A two-time cancer-surviving grandmother has won a groundbreaking legal battle to protect her genetic rights.

Sixty-nine-year-old Queensland woman Yvonne D’Arcy has emerged victorious after a High Court battle against a US biotech firm that wanted to patent the BRCA-1 cancer gene.

If a woman is found to have mutations in the BRCA-1 and BRCA-2 genes, it indicates a greatly increased risk of breast and ovarian cancer.

US firm Myriad Genetics had tried to patent the BRCA-1 and BRCA-2 genes so that it could monopolise testing and treatment, stifling research and putting lives at risk.

But lawyers for Ms D'Arcy took the patent to Federal Court, arguing that the genes and mutations existed in nature, and so they were discovered rather than invented.

Myriad succeeded in two separate Federal Court cases, but in a High Court appeal this week the judges overturned the previous decisions and ruled unanimously in Ms D'Arcy's favour.

The central question in the case was whether Myriad Genetics’ studies to identify the gene could be legally recognised as a process of invention.

Their legal claim was marred by concern that owning a gene patent would stifle research and development of treatments.

The court decided that the discovery of the genetic mutation was indeed a product of human action, but considering it an invention was too much of a stretch.

The ruling is similar to a US Supreme Court ruling that genes are discoveries, not inventions.

Maurice Blackburn principal Rebecca Gilsenan said the case was a major breakthrough for people with the BRCA mutations.

“The High Court has found that a company cannot lay claim to ownership to our genetic information,” she told reporters.

“[It] recognised that genetic information is not something that is 'made' or 'artificially created'. Myriad did not 'create, make or alter' the genetic code. This is what we have argued since the outset.

“Justice Gordon stated that the specific mutations and polymorphisms are indicative of a predisposition to breast cancer and ovarian cancer is a fact. That fact existed before Myriad worked it out.

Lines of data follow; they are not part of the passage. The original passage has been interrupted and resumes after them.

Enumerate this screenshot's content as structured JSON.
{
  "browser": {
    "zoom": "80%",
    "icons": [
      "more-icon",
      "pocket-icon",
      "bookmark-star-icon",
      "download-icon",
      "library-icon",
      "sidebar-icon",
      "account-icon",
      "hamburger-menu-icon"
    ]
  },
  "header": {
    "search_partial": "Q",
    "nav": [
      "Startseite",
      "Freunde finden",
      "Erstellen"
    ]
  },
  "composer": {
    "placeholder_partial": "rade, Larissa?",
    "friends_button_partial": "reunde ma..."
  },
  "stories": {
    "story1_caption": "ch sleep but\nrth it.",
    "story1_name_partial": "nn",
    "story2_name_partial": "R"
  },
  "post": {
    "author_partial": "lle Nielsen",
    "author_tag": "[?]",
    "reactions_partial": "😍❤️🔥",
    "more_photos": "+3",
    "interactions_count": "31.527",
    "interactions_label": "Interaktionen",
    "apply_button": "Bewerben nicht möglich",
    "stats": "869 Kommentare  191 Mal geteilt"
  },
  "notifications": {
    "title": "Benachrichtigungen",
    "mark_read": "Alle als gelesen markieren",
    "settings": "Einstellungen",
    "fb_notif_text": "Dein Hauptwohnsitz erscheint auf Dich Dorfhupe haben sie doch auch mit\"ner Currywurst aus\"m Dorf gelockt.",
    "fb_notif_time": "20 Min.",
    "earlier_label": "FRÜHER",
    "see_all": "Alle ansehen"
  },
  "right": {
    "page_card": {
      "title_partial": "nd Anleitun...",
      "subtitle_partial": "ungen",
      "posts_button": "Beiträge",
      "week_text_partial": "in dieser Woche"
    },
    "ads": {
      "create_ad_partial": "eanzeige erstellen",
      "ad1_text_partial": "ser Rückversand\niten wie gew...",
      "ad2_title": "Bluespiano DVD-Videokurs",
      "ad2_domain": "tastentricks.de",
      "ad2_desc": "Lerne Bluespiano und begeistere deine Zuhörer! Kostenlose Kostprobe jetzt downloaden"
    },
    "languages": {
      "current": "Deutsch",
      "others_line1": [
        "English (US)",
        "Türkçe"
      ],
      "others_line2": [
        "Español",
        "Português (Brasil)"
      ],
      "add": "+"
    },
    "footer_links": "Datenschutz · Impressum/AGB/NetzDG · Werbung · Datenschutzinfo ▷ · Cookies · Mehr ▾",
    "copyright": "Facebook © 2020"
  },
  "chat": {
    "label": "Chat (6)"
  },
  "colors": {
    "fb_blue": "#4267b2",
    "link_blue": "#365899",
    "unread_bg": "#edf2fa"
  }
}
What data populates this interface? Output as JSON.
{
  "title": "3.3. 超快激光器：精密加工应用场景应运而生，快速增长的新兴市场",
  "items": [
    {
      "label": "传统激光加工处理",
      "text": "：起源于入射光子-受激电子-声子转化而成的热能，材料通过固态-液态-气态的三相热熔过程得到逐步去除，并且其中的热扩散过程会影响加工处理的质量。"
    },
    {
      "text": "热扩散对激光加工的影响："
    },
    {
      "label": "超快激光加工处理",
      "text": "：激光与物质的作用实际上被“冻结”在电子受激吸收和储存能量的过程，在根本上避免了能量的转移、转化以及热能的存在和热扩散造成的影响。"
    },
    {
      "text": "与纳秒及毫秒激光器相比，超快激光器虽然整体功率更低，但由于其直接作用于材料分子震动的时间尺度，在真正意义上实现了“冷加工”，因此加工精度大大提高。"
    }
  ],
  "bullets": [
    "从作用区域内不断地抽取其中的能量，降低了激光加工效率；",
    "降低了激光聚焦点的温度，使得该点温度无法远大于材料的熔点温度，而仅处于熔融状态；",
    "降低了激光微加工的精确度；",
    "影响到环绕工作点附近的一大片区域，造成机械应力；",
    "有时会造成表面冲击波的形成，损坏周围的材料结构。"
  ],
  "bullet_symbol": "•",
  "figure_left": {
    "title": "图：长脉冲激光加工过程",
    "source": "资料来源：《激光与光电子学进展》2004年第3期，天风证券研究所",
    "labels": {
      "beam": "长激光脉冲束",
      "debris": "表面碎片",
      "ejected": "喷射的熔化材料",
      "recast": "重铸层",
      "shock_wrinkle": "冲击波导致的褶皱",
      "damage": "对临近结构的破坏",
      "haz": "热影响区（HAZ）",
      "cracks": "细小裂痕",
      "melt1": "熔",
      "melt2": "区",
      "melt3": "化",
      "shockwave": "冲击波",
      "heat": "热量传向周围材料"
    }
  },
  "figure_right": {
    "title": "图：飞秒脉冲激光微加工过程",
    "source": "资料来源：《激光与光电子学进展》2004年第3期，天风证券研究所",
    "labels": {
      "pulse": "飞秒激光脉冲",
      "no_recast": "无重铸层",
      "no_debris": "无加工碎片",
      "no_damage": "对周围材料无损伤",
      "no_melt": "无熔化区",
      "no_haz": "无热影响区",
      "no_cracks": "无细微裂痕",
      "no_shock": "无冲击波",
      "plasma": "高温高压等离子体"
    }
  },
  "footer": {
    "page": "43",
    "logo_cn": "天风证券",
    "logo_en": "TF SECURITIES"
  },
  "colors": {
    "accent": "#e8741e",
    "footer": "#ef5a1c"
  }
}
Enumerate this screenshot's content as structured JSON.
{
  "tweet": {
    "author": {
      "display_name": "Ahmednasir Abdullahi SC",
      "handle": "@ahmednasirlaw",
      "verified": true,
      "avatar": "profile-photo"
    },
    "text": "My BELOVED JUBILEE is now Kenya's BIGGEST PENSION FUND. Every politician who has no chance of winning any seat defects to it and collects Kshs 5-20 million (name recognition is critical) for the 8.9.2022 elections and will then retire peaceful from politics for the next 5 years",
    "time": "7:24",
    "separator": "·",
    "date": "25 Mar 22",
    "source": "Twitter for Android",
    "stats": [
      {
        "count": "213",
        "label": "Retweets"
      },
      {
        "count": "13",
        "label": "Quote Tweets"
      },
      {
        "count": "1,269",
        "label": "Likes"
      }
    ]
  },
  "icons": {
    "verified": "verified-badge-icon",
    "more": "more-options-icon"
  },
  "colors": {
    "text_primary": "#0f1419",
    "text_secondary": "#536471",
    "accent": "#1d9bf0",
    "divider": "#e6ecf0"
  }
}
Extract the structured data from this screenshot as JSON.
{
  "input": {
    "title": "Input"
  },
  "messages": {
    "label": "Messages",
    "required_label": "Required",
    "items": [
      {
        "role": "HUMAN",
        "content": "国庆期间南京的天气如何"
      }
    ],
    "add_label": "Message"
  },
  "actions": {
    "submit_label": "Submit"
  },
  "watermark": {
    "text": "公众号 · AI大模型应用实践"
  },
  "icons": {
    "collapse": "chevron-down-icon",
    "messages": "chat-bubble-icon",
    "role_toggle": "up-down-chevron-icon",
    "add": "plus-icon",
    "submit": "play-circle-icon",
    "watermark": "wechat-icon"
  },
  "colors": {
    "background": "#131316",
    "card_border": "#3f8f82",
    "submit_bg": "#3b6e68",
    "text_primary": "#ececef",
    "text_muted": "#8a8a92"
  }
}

“This judgment invalidates the patent on the BRCA1 gene. It provides certainty that testing and research on the BRCA1 gene cannot be monopolised in Australia and can be carried out widely and cost-effectively.”

Matthew Rimmer, Professor of Intellectual Property and Innovation Law and the Queensland University of Technology, has told Fairfax reporters that the victory is a boon for research and innovation.

“There was concern in the scientific community about the threat of patent litigation,” he said.

“The ruling will also be an important precedent for public health administration. It will mean that the provision of genetic testing will be for public good, rather than private profit.”

“The pharmaceutical and biotechnology industry will be upset about the decision,” he said.

“The biotechnology industry will perhaps consider an action under investor-state dispute settlement - like big tobacco did after losing the plain packaging case.”

Grant Shoebridge, a partner at Shelston IP who has a PhD in immunology, told reporters that the judgment could still leave room for patents on biological material that already exists in nature.

He said naturally occurring materials and other genes that could be isolated could still be patented.

The key would be to use isolated genetic material as a product rather than a test.

“I think there would be a strong argument that would probably still be eligible,” he said.

He said that the ruling may not actually be that relevant in the future, because the latest generation of patents do not target the same sort of material.

“Innovation in relation to gene sequences has moved on from claiming those sequences perse, to more in relation to how they can be used,” he said.

“Patents in the future or patents which are being drafted now, which relate to gene sequences, will predominantly have claims directed to how those sequences are used.

“This decision does not affect those claims.”

The full High Court decision is available in PDF form, here

The Federal Government regulator IP Australia says it is considering the decision and its implications and will provide a response in due course.

In the meantime, IP Australia will not examine any patent applications on nucleic acid sequences.